2019-01-14 15:19:32.726
failed to format message from /var/lib/docker/containers/f6883893ebb064518104318835d88e6c6fb9077f5a9369922066e9b004d9ee0f/f6883893ebb064518104318835d88e6c6fb9077f5a9369922066e9b004d9ee0f-json.log

I have a logs-prod index which look like this:

{
    "raw": "No such bean definition found to exist",
    "source": "console",
    "timestamp": "2018-09-24T04:42:51.478Z"
    ...
}

kibana.yml:

xpack.infra.sources.default.logAlias: "logs-*"
xpack.infra.sources.default.fields.timestamp: "timestamp"
xpack.infra.sources.default.fields.message: ['raw']

Result in Logs UI:

failed to format message from console

There is a problem with the message setting not working correctly, sorry :see_no_evil: the only workaround right now is to move or copy the message to the message field during ingestion or reindexing.
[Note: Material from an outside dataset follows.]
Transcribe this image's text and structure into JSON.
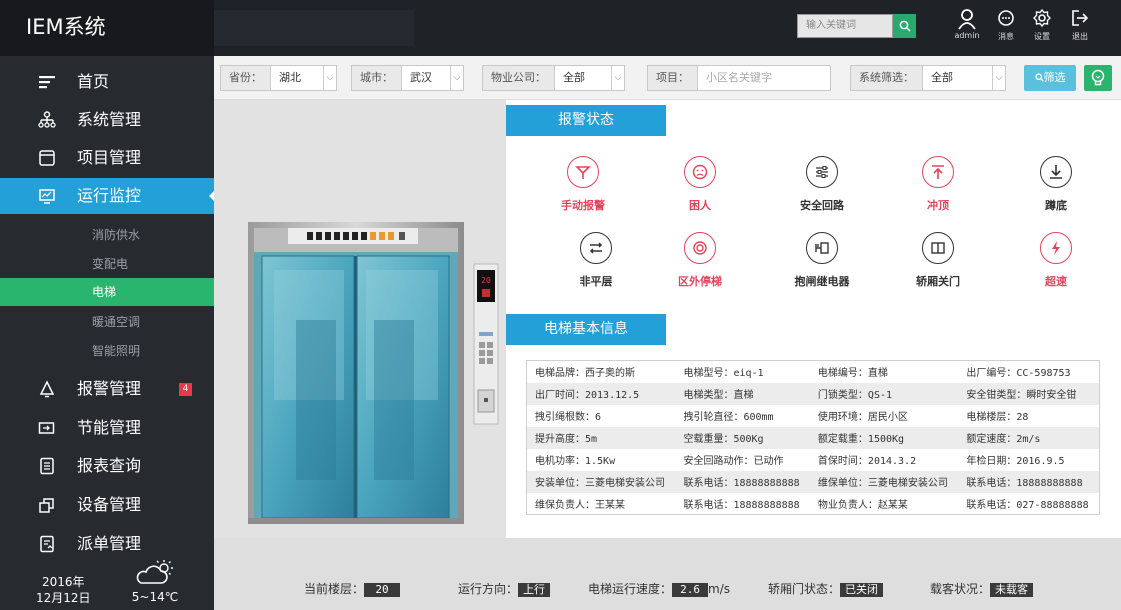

We're working on fixing and improving the configurability.

Filebeat for Elasticsearch. The problem appear when i search the IIS log at kibana

Known issues with pre-ECS formats are covered by the following issues:

• icinga: #30381
• haproxy: #30382
• mongodb: #30384
• iis: #30386
• logstash: #30391
• osquery: #30394
• traefik: #30396

Many problems have been addressed via #30398 and #31120. Please feel free to open separate issues for other problems with particular modules.